A randomized trial in 650 patients has confirmed the safety and efficacy of a new second-line treatment for metastatic colorectal cancer, researchers reported at the European Society for Medical Oncology (ESMO) Asia 2017 Congress (Abstract LBA3_PR).
Oral fluorinated pyrimidines have been investigated to replace intravenous fluorouracil (5-FU) in colorectal cancer. Capecitabine combined with oxaliplatin (XELOX) has demonstrated comparable efficacy and safety to leucovorin, 5-FU, and oxaliplatin (FOLFOX) for the management of metastatic and adjuvant colorectal cancer. However, the combined capecitabine and irinotecan (XELIRI) regimen failed to replace leucovorin, 5-FU, and irinotecan (FOLFIRI) due to concerns over safety and efficacy.
A modified XELIRI (mXELIRI) regimen was subsequently developed with reduced doses of irinotecan (200 mg/m2 on day 1) and capecitabine (1600 mg/m2 on days 1–14). In combination with bevacizumab (Avastin), it has shown favorable tolerability and efficacy comparable to XELOX plus bevacizumab in the first- and second-line settings.
Following these two trials, the Asian XELIRI ProjecT (AXEPT) was designed. This multicenter, open-label, randomized phase III trial assessed the efficacy and safety of mXELIRI vs FOLFIRI, with or without bevacizimab, as second-line treatment for patients with metastatic colorectal cancer. It was designed to demonstrate noninferiority of the capecitabine-containing regimen in terms of overall survival, with 95% confidence interval (CI) upper limit of the hazard ratio (HR) prespecified as less than 1.3.

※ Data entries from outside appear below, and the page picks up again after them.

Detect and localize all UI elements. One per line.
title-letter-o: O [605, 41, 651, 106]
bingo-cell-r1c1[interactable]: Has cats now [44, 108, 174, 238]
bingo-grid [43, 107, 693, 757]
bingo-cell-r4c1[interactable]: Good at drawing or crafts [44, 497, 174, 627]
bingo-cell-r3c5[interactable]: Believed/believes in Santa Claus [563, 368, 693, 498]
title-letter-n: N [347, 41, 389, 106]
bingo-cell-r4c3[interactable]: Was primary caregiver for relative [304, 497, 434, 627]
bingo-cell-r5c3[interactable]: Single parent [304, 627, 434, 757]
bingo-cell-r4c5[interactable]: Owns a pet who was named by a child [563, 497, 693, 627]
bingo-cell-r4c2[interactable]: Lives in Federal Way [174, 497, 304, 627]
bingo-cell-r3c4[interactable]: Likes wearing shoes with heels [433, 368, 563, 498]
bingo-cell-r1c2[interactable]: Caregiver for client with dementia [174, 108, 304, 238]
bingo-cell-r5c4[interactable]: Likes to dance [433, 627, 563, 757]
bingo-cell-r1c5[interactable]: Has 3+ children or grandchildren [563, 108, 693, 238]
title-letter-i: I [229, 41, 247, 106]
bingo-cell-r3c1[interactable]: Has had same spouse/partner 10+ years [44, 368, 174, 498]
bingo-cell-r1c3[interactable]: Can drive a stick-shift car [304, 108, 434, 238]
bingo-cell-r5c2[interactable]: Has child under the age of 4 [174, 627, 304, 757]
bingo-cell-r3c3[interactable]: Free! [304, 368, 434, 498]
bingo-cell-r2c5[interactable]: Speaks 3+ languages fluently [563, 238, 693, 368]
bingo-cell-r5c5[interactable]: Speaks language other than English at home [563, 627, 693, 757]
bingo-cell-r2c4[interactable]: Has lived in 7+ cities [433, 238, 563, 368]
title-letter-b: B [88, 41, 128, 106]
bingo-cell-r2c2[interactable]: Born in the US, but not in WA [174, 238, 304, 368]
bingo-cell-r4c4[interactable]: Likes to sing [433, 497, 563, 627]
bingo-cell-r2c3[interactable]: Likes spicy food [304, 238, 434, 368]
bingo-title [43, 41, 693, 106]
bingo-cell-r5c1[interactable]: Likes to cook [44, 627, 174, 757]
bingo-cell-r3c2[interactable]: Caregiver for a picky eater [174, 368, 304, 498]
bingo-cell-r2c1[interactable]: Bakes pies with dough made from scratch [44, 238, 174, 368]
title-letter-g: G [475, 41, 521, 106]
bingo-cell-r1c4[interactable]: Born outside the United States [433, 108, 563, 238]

The trial enrolled 650 patients aged 20 years or older with histologically confirmed unresectable colorectal adenocarcinoma. Patients had been withdrawn from first-line chemotherapy for metastatic colorectal cancer due to intolerable toxicity, disease progression, or relapse fewer than 180 days after the final dose of adjuvant chemotherapy. Patients were randomly assigned in a 1:1 ratio to receive either mXELIRI with or without bevacizumab every 3 weeks or FOLFIRI with or without bevacizumab every 2 weeks.
Patients were stratified according to the following factors: country (Japan vs South Korea vs China); Eastern Cooperative Oncology Group (ECOG) performance status (0–1 vs 2); number of metastatic sites (one vs more than one); prior oxaliplatin treatment (yes vs no); and concurrent bevacizumab treatment (with vs without).
After a median follow-up of 15.8 months, the median overall survival was 16.8 and 15.4 months in the mXELIRI and FOLFIRI arms, respectively (HR = 0.85, 95% CI = 0.71–1.02, noninferiority test P < .0001). Similarly, there was no statistical difference in terms of median progression-free survival between the two arms: 8.4 months (95% CI = 7.1−9.1) for patients treated with mXELIRI compared with 7.2 months (95% CI = 6.6−8.5) for those treated with FOLFIRI (HR = 0.95; 95% CI = 0.81−1.11; P = .5078).
The incidence of grade 3/4 adverse events was significantly lower in the mXELIRI arm than the FOLFIRI arm (167 [53.9%] vs 224 [72.3%] of 310 patients; P < .0001). The most common grade 3/4 adverse event was neutropenia (52 [16.8%] and 133 [42.9%] patients in the mXELIRI and FOLFIRI arms, respectively; P < .0001). The incidences of grade 3/4 diarrhea were low in both arms (7.1% and 3.2%, respectively; P = .0443). The efficacy and safety results were similar across all prespecified subgroups.
Lead author Tae Won Kim, MD, Professor of the Department of Oncology at Asan Medical Centre in Seoul, Korea, said, “The AXEPT trial demonstrates that modified XELIRI with or without bevacizumab has a noninferior efficacy to FOLFIRI with or without bevacizumab and is well tolerated. The modified XELIRI regimen could be an alternative to the standard FOLFIRI regimen as a second-line backbone therapy for metastatic colorectal cancer.”